Avevo iniziato a prendermi cura dei miei sentimenti e, per la prima volta in mesi, forse anni, mi sentii libera davvero.
Il mio vestito nero e corto, che svolazzava nel vento, in quel momento, mi sembrò l'ultimo dei problemi, di fronte a quella notte così strana, così chiara.

Era una sera perfetta per lasciarsi, una sera perfetta per sentirsi felice, serena, leggera ed intoccabile e io così mi sentivo in quel momento.

Stavo bene, stavo come non ero mai stata prima: ero in pace con me stessa.

Non avevo mai pensato che Giacomo potesse essere la persona giusta, per me, ed era un bene che me ne fossi liberata.

Dovevo dare atto a Veronica che aveva visto giusto.

C'era, sì, quel senso di vuoto e fallimento che accompagnava sempre la fine di una storia, lo sentivo sempre, ogni volta che lasciavo o che venivo lasciata.

Ma, dopotutto, quella era un'altra notte in cui sarei rincasata da sola.

Niente di speciale, a ben vedere.

C'era sempre un po' di amarezza, quando una storia finiva, anche quando era durata poco, anche se aveva coperto il vuoto di qualche settimana. Giacomo era stato comunque il mio compagno per un breve periodo della mia vita.

Ora, non che lo rimpiangessi.

Anzi.

Ero felice che avesse preso la propria strada.

Ero io, che dovevo fare i conti con l'ennesimo fallimento.

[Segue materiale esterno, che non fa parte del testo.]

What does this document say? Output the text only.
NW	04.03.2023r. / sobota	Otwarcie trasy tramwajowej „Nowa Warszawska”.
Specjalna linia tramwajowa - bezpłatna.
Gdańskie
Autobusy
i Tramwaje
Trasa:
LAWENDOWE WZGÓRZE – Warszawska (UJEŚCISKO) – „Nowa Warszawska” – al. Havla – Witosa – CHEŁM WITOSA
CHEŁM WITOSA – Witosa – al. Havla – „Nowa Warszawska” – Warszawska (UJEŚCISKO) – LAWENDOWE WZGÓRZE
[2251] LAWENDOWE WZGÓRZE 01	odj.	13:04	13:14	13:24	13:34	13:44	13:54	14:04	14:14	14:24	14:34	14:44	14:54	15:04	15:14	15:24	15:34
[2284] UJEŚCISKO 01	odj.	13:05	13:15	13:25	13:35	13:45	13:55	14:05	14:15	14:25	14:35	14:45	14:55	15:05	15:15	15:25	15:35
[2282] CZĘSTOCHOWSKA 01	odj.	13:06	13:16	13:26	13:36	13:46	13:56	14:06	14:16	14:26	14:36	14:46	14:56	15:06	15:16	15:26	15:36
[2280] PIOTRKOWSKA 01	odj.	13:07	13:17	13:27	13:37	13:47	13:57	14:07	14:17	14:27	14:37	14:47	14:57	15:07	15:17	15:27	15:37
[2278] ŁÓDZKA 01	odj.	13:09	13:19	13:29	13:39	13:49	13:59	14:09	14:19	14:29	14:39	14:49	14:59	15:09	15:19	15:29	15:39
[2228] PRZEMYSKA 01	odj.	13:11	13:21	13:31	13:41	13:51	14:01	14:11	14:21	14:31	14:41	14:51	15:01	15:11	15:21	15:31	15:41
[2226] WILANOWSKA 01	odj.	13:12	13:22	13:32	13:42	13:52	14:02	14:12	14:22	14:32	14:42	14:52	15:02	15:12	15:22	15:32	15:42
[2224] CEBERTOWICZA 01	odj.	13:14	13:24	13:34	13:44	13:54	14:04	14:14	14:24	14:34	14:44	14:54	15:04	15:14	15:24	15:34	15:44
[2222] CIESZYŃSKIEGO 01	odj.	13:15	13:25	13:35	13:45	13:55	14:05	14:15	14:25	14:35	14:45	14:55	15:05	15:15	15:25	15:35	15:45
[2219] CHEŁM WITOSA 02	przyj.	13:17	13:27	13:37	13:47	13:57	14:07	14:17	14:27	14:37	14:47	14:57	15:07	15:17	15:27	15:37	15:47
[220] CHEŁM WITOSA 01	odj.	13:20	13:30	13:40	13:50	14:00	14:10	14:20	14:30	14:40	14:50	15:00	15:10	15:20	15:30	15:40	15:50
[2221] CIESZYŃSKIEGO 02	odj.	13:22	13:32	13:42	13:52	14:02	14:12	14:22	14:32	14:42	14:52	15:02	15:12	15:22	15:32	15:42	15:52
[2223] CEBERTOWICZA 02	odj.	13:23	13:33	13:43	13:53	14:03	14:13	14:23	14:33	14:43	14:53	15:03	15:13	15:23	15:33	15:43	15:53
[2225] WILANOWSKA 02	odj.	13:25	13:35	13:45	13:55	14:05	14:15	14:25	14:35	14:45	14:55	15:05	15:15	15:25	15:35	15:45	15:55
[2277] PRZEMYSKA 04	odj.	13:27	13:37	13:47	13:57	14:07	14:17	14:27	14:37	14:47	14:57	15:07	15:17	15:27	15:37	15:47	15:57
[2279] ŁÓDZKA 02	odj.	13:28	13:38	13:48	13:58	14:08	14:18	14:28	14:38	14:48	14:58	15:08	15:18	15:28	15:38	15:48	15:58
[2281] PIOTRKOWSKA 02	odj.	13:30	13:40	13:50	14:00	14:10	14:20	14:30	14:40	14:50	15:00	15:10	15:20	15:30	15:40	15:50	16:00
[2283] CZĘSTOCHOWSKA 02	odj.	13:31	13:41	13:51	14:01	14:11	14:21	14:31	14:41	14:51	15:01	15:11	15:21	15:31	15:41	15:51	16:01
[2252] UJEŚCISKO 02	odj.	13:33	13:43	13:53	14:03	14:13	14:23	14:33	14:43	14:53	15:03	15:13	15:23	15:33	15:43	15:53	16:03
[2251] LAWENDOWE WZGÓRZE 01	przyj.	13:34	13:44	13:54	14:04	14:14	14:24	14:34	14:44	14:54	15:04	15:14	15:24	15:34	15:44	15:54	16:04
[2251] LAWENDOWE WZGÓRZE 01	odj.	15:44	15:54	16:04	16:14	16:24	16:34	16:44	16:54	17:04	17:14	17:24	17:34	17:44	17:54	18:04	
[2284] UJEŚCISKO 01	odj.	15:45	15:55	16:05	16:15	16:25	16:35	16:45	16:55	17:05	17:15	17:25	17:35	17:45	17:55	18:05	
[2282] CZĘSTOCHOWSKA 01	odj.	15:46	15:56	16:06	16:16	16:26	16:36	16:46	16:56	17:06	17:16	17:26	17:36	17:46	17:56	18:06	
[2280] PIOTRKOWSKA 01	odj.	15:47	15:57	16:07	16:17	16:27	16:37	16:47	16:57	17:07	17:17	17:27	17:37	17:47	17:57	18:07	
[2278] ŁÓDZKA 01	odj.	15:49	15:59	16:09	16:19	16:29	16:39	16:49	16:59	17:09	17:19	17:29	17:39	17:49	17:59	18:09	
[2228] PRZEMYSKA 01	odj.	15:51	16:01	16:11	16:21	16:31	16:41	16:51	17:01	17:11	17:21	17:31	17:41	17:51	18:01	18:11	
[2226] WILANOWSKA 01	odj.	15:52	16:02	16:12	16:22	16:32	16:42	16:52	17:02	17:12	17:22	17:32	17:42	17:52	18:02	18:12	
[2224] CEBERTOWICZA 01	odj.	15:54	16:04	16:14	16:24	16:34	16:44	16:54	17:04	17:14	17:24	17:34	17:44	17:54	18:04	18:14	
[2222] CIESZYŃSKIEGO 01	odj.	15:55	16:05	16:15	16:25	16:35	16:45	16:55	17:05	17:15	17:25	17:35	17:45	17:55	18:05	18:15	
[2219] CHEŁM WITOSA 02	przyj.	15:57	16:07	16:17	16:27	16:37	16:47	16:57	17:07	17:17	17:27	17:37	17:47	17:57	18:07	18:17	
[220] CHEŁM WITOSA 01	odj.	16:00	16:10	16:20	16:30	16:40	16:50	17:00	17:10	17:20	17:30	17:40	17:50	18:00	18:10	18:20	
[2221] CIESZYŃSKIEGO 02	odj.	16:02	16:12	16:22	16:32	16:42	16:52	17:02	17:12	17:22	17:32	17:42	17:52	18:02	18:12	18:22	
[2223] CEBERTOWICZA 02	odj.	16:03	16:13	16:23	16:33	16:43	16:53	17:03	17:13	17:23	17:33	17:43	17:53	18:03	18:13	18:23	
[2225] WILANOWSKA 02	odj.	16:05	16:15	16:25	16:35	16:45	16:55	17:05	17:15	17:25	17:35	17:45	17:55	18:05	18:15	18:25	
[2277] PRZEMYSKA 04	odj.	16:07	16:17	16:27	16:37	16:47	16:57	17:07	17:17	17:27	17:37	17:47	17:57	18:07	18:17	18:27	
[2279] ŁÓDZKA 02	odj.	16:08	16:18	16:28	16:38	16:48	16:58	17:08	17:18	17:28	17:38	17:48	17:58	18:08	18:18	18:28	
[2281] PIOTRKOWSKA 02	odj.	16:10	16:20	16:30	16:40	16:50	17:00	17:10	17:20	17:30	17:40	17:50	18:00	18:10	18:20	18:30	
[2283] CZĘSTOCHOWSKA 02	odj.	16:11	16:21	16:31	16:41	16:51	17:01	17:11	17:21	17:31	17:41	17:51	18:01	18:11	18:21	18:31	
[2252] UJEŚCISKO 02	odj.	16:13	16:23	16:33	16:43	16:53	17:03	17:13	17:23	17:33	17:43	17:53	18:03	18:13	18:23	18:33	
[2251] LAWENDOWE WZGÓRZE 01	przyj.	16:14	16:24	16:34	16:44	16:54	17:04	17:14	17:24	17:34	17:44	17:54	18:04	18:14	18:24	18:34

Inspirai a fondo e, dopo un tempo che mi sembrò durare mille anni luce, mi sentii libera, libera di vivere la mia vita, libera di essere affrancata da relazioni inutili, libera dal mondo che mi toglieva il fiato, che mi faceva sentire inadatta, come se fossi continuamente sotto processo.

Mentre io volevo solo respirare, dopo mille anni, essere me stessa, prendere coscienza di chi fossi davvero, anche se, in quel momento, la mia identità era ciò che di più inafferrabile esistesse al mondo. Ora potevo respirare, potevo sentirmi bene, in pace con il mio mondo, con le mie aspettative e con ciò che volevo davvero.

-Tutto bene? – mi girai verso l'ingresso del locale, senza dover guardare chi avesse parlato, senza avere nemmeno un dubbio, perché quella sua voce era una certezza, qualcosa che non avrei mai messo in dubbio.

-Sì. – feci un sorriso debole, quasi impercettibile, dal basso verso l'alto, mentre accanto a noi sfrecciava una macchina; la leggera folata di vento fece sollevare di un poco la mia gonna.

Leonardo si accese una sigaretta con tranquillità, facendosi schermo con la mano per proteggere la fiamma ed inspirò profondamente.

Come faceva a sapere che avevo solo voglia di parlare con qualcuno?